Outra coisa: falei aqui dos políticos do poder Legislativo, mas os do Executivo não são melhores. Governadores e prefeitos são ruins, quase sempre muito ruins. São raros os que se salvam. E presidente? Que opção há para substituir Dilma Roussef? Quem poderia dar um chega-pra-lá nos corruptos e oportunistas, nos negociantes de cargos e verbas, parar de aceitar as chantagens dos partidos e dos congressistas? Quem teria peito de pelo menos tentar fazer uma reforma política de verdade? Quem teria coragem de peitar as bancadas da bíblia, da bala e da bola, conservadoras, que impõem seus dogmas e seus interesses a todo o país, porque os governos “precisam” do apoio deles?

E para terminar, já que “falei” em Dilma Roussef, quem sabe agora que aceitaram o pedido de impeachment dela, ela resolva rodar a baiana, fazer tudo isso que pergunto no parágrafo anterior.

Se for para ser destituída, que seja por decência, por fazer o que esperávamos que ela faria, não por acusação de corrupção ou coisa do gênero.

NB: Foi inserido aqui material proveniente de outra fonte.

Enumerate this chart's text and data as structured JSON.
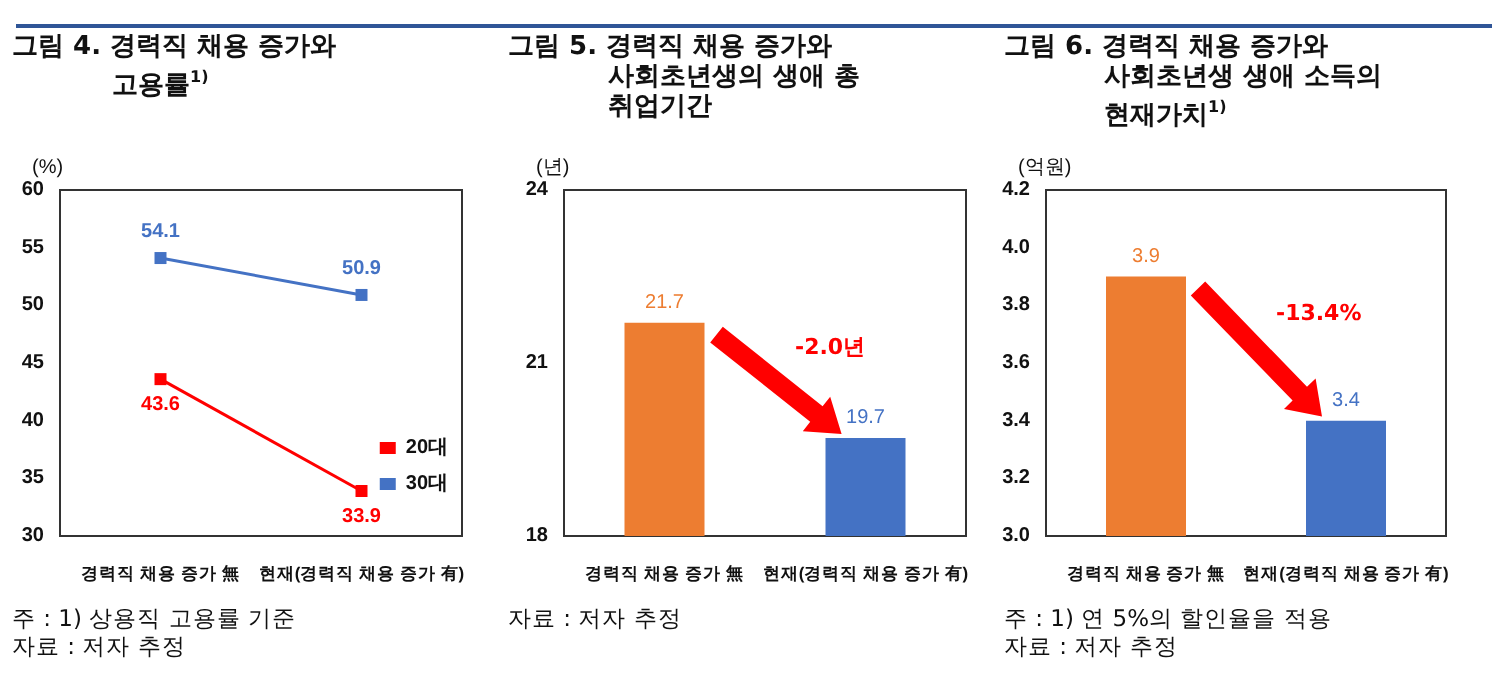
{
  "chart_data": [
    {
      "type": "line",
      "title": "그림 4. 경력직 채용 증가와 고용률$^{1)}$",
      "ylabel": "(%)",
      "categories": [
        "경력직 채용 증가 無",
        "현재(경력직 채용 증가 有)"
      ],
      "series": [
        {
          "name": "20대",
          "color": "#ff0000",
          "values": [
            43.6,
            33.9
          ]
        },
        {
          "name": "30대",
          "color": "#4472c4",
          "values": [
            54.1,
            50.9
          ]
        }
      ],
      "ylim": [
        30,
        60
      ],
      "yticks": [
        30,
        35,
        40,
        45,
        50,
        55,
        60
      ],
      "grid": false,
      "legend": "bottom right",
      "marker": "square",
      "data_labels": true,
      "annotations": [
        "주 : 1) 상용직 고용률 기준",
        "자료 : 저자 추정"
      ]
    },
    {
      "type": "bar",
      "title": "그림 5. 경력직 채용 증가와 사회초년생의 생애 총 취업기간",
      "ylabel": "(년)",
      "categories": [
        "경력직 채용 증가 無",
        "현재(경력직 채용 증가 有)"
      ],
      "values": [
        21.7,
        19.7
      ],
      "colors": [
        "#ed7d31",
        "#4472c4"
      ],
      "ylim": [
        18,
        24
      ],
      "yticks": [
        18,
        21,
        24
      ],
      "grid": false,
      "data_labels": true,
      "annotations": [
        "-2.0년",
        "자료 : 저자 추정"
      ]
    },
    {
      "type": "bar",
      "title": "그림 6. 경력직 채용 증가와 사회초년생 생애 소득의 현재가치$^{1)}$",
      "ylabel": "(억원)",
      "categories": [
        "경력직 채용 증가 無",
        "현재(경력직 채용 증가 有)"
      ],
      "values": [
        3.9,
        3.4
      ],
      "colors": [
        "#ed7d31",
        "#4472c4"
      ],
      "ylim": [
        3.0,
        4.2
      ],
      "yticks": [
        {
          "value": 3.0,
          "label": "3.0"
        },
        3.2,
        3.4,
        3.6,
        3.8,
        {
          "value": 4.0,
          "label": "4.0"
        },
        4.2
      ],
      "grid": false,
      "data_labels": true,
      "annotations": [
        "-13.4%",
        "주 : 1) 연 5%의 할인율을 적용",
        "자료 : 저자 추정"
      ]
    }
  ]
}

Sair (se assim for o “destino”) de cabeça erguida ou sair como um lixo?

Recado aos carnívoros

Não espero pureza absoluta de ninguém, seja político ou não político. Aliás, um “puro total” deve ser até muito chato, como os que se proclamam “politicamente corretos”.

Uma “incorreçãozinha” aqui ou ali, penso, não é motivo para demonizar ninguém, seja de que partido for. Entre os que acho bons parlamentares, pode ser que algum tenha feito coisas que os moralistas condenem, mas que não os tornam ruins, nem desonestos.

Sobre Delcídio do Amaral, com seu ar de bom moço e cara de bebê Johnson, achava que podia ter algo por aí ou um pouco além. Mas ele foi muito além. E acabou reforçando a sensação geral de que ninguém se salva se forem fuçar seus comportamentos. Eu acredito em alguns, repito. Cada vez menos “alguns”.

Já Eduardo Cunha... Bom... Ainda há quem o defenda. Por que será? Rabo preso? E ele vai escapar da Lava Jato e do STF?

Fora a impunidade dele, eu me lembro de uma conversa que tive com um amigo em Porto Alegre, quando participava da Feira do Livro.

A conversa não tinha nada a ver com política, era sobre a notícia divulgada naqueles dias de que linguiça dá câncer, presunto dá câncer, salsicha dá câncer, mortadela dá câncer...

A mulher dele disse que realmente carne processada é mesmo perigosa, sempre. Ele matutou um pouco e falou:

— Então, de agora em diante, só vou comer tucano, que nunca é processado.